Prague, Nov 18 (CTK) – The incomes of Czech medical staff should grow more quickly if they are to be kept at home, which will require an increase in the state´s health insurance payments for children, students and pensioners, Prime Minister Bohuslav Sobotka (Social Democrats, CSSD) said Wednesday.

Speaking at a national consultative meeting of hospital trade unions, he said there is no scope for abolishing hospitals.

Trade unions warn of a shortage of staff in medical facilities and warn of another wave of departures abroad and the consequent worsening of health care.

“Our neighbours are Austria and Germany, this is a big wage competition…We must persuade our partners in the government, which we have not yet succeeded to do, that the salaries in health care should go up more quickly,” Sobotka said.

Czech Doctors´ Chamber President Milan Kubek said the pay of Czech doctors amounts to one fifth of their German colleagues. In Slovakia, the salaries of nurses are to grow by several hundred euros, trade unionists said.

The state now pays 845 crowns per person per month. The sum is to rise to 870 crowns as from January. Employers, employees as well as the unemployed pay much more.

Health Minister Svatopluk Nemecek (CSSD) told journalists that he will again propose an increase in the sum. He said the government has embedded it in its policy statement.
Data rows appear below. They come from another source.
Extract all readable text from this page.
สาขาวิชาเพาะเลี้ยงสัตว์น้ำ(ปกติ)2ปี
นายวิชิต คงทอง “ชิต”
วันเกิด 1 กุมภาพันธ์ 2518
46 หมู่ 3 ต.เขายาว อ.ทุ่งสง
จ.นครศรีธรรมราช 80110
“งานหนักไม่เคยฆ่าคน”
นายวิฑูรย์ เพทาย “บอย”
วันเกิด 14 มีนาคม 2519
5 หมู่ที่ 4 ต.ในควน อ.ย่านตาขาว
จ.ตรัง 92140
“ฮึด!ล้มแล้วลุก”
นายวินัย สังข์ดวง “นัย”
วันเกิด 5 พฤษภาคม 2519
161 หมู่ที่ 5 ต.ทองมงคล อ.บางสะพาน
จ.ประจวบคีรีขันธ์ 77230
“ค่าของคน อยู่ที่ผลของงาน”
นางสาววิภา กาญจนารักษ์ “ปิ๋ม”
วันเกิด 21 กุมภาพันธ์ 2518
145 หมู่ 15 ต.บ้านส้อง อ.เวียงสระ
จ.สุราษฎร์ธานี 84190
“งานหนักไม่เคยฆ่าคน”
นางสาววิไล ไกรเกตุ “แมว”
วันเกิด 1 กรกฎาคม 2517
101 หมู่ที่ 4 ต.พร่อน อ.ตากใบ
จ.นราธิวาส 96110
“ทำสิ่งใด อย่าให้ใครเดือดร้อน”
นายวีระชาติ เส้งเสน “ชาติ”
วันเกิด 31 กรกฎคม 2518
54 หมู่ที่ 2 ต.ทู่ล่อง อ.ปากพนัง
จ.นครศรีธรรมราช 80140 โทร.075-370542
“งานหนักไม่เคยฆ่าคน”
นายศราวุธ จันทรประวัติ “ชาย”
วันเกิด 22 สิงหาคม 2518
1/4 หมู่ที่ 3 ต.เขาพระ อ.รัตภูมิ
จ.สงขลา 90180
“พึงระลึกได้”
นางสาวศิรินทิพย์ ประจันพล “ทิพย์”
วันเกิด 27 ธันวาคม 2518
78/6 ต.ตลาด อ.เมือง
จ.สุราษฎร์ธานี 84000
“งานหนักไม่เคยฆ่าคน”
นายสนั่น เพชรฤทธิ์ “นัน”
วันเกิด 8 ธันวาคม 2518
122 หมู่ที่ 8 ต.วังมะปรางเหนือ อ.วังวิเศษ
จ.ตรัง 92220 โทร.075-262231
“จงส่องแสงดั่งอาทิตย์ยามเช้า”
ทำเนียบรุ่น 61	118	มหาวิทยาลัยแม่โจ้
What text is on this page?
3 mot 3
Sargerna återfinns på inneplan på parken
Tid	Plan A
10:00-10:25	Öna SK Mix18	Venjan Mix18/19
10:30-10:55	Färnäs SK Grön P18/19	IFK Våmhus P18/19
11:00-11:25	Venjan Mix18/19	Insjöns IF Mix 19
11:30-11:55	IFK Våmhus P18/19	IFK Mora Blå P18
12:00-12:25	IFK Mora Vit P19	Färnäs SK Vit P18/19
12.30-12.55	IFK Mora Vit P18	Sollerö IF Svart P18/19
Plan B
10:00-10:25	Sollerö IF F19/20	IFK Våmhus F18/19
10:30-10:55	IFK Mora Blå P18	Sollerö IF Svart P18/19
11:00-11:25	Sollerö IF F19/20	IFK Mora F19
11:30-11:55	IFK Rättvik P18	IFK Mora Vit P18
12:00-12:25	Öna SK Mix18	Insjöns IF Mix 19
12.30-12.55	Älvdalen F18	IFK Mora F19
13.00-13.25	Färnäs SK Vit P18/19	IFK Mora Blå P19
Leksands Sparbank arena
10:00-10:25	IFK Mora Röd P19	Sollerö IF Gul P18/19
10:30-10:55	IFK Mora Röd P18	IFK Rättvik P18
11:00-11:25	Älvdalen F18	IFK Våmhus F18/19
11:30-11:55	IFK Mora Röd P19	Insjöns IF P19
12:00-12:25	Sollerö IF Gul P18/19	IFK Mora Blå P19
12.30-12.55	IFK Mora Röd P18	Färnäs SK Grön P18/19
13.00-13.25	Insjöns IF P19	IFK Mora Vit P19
The salaries in health care are to rise by 5 percent as from January, but trade unions ask a 10 percent increase for hospital staff.

They also complain about that remuneration in state and private facilities differs and that the pay of the employees of private hospitals is not being raised.

Sobotka also sees a solution in a reform of the medical staff´s education to better correspond to practical needs.

He said it is no longer possible to close down hospitals. “In the past years, the number of hospital beds was strongly reduced,” Sobotka said.

The trade unions demand the government to allocate three billion crowns to labour offices in support of new jobs in hospitals.

Dagmar Zitnikova, head of the health care trade unions, said this would allow the creation of more than 7500 posts for nurses and medical orderlies, which would improve the personnel situation in hospitals and employees would stop leaving them.